Philips Hue Bridge HomeKit Protocol Flaw Let Attackers Bypass Authentication via Static Nonce
A static nonce vulnerability in the Philips Hue Bridge's HomeKit Accessory Protocol allows network-adjacent attackers to bypass SRP authentication without credentials, a flaw demonstrated at Pwn2Own.
A critical authentication bypass vulnerability has been disclosed in the Philips Hue Bridge, the central hub for Philips smart lighting systems. Tracked as CVE-2026-3559 and assigned a CVSS score of 8.1, the flaw resides in the HomeKit Accessory Protocol (HAP) service, which listens on TCP port 8080 by default. The vulnerability was demonstrated at the Pwn2Own hacking contest and publicly disclosed on March 6, 2026, by the Zero Day Initiative (ZDI).

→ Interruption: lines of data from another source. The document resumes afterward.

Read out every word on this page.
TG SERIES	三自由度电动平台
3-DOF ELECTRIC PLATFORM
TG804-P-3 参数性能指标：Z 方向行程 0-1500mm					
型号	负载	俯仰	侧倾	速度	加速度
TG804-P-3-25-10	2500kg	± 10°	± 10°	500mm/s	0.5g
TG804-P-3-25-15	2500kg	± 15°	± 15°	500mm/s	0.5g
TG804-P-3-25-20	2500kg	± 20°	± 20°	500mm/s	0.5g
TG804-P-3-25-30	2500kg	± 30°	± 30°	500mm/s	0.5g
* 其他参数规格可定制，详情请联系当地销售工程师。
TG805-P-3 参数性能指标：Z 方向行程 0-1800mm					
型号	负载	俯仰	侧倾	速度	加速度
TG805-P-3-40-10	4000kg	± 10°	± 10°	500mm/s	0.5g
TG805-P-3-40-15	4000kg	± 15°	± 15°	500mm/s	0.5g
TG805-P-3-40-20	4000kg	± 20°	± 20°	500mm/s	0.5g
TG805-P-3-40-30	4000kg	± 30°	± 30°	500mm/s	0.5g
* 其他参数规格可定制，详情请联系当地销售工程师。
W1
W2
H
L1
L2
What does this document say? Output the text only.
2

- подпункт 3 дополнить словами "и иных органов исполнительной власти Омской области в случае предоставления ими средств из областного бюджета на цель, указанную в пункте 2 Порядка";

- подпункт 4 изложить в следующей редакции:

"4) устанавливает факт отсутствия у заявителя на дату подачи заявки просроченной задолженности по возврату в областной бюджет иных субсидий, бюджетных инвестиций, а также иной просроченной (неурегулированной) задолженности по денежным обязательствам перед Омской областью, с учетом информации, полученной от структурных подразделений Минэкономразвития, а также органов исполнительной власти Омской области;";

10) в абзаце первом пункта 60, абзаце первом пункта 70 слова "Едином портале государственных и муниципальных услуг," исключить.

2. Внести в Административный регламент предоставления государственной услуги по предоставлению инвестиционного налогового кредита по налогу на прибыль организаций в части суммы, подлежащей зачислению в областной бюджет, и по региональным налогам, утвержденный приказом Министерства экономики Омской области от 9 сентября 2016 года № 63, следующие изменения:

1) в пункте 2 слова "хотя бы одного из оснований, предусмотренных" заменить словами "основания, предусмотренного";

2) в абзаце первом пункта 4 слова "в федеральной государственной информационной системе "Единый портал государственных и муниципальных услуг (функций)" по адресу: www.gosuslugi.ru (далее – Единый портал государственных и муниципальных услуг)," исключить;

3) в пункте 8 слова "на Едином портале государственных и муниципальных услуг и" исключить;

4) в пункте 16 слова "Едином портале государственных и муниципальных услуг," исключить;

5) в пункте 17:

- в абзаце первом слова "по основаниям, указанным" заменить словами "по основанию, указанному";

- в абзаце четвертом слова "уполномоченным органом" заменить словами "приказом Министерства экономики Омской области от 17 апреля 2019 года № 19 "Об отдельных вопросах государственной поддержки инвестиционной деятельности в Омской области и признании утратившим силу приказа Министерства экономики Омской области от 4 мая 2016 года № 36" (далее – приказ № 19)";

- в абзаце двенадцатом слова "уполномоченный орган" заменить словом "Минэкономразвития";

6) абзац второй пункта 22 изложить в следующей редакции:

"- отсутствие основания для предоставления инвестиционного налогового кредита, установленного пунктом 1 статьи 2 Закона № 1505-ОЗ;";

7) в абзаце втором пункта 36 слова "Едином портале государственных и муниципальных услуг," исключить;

The root cause of the vulnerability lies in the use of a static nonce value within the Secure Remote Password (SRP) authentication mechanism. In cryptographic protocols, a nonce—a number used once—is intended to be randomly generated for each session to prevent replay attacks. However, the Philips Hue Bridge implementation reuses a fixed nonce, allowing an attacker to capture and replay authentication data. This enables a network-adjacent attacker to bypass SRP authentication entirely without needing any credentials or user interaction.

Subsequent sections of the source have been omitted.